ピアスの話
入社採用試験に「能力テスト」と記載があり、体力なら馬鹿な私でもどうにかなるぞと体育着を持参したら、一般教養筆記だった。
そんな私は奇跡的に販売職に就くことができ、暇な時はパートさんと駄弁ってる。
先に言うが、この話に関してはずっと勤務中だ。あろう事か給料が発生している。
高校を卒業したからにはピアスを開けてみたいが勇気が出ないと話していたら、パートのオバチャンが「私娘の開けたことあるからできるわよ!今やる?」と自信に満ちた表情で言った。
友達には経験者が居なかったので、これは心強いと思い仕事を抜け、薬局にてピアッサーと消毒液を購入。仕事中だろうと関係無い、善は急げだ。

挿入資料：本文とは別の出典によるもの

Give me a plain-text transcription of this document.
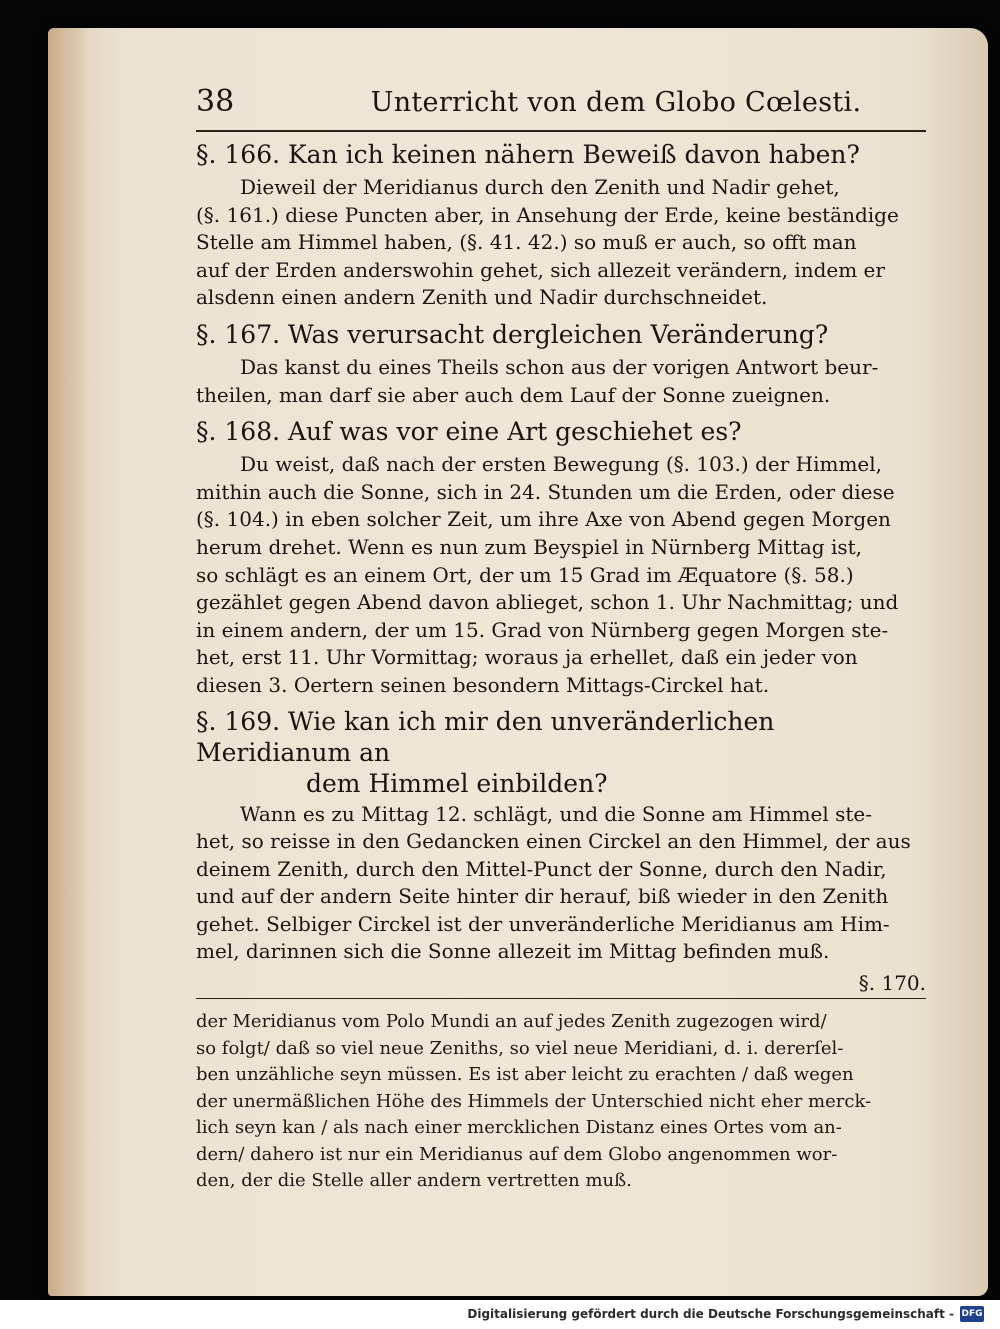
38	Unterricht von dem Globo Cœlesti.
§. 166. Kan ich keinen nähern Beweiß davon haben?
Dieweil der Meridianus durch den Zenith und Nadir gehet,
(§. 161.) diese Puncten aber, in Ansehung der Erde, keine beständige
Stelle am Himmel haben, (§. 41. 42.) so muß er auch, so offt man
auf der Erden anderswohin gehet, sich allezeit verändern, indem er
alsdenn einen andern Zenith und Nadir durchschneidet.
§. 167. Was verursacht dergleichen Veränderung?
Das kanst du eines Theils schon aus der vorigen Antwort beur-
theilen, man darf sie aber auch dem Lauf der Sonne zueignen.
§. 168. Auf was vor eine Art geschiehet es?
Du weist, daß nach der ersten Bewegung (§. 103.) der Himmel,
mithin auch die Sonne, sich in 24. Stunden um die Erden, oder diese
(§. 104.) in eben solcher Zeit, um ihre Axe von Abend gegen Morgen
herum drehet. Wenn es nun zum Beyspiel in Nürnberg Mittag ist,
so schlägt es an einem Ort, der um 15 Grad im Æquatore (§. 58.)
gezählet gegen Abend davon ablieget, schon 1. Uhr Nachmittag; und
in einem andern, der um 15. Grad von Nürnberg gegen Morgen ste-
het, erst 11. Uhr Vormittag; woraus ja erhellet, daß ein jeder von
diesen 3. Oertern seinen besondern Mittags-Circkel hat.
§. 169. Wie kan ich mir den unveränderlichen Meridianum an
dem Himmel einbilden?
Wann es zu Mittag 12. schlägt, und die Sonne am Himmel ste-
het, so reisse in den Gedancken einen Circkel an den Himmel, der aus
deinem Zenith, durch den Mittel-Punct der Sonne, durch den Nadir,
und auf der andern Seite hinter dir herauf, biß wieder in den Zenith
gehet. Selbiger Circkel ist der unveränderliche Meridianus am Him-
mel, darinnen sich die Sonne allezeit im Mittag befinden muß.
§. 170.
der Meridianus vom Polo Mundi an auf jedes Zenith zugezogen wird/
so folgt/ daß so viel neue Zeniths, so viel neue Meridiani, d. i. dererſel-
ben unzähliche seyn müssen. Es ist aber leicht zu erachten / daß wegen
der unermäßlichen Höhe des Himmels der Unterschied nicht eher merck-
lich seyn kan / als nach einer mercklichen Distanz eines Ortes vom an-
dern/ dahero ist nur ein Meridianus auf dem Globo angenommen wor-
den, der die Stelle aller andern vertretten muß.
Digitalisierung gefördert durch die Deutsche Forschungsgemeinschaft - DFG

仕事場には2人分隠れられる謎のスペースがあったので、販売そっちのけでパートがピアッサーを握った。
怖いので目を閉じ息を止めていたら、左耳が開いた。よし、次は右耳だ。
心臓がバクバクしてうるさく、全身が心臓になったのではないかと思うほど緊張し、失神した。
30秒ほど気を失って倒れており、右耳は無事開いていた。
パートは私の名前を呼び混乱していた。
馬鹿な私は「失神って、寝落ちみたいだな」と初めて気を失ったことに感動していた。これほど呑気だと平和だ。
これで暫く私が目を覚まさなければ、大事になっていただろうが、「業務中にピアスを開ける新入社員」なぞ前例がある訳もない。
今考えれば始末書ではきっと済まされない。
こんな事があったので、私のピアスはよく見ると右耳の穴が少しズレてる。
渡辺さんがくれたチャームポイントだ。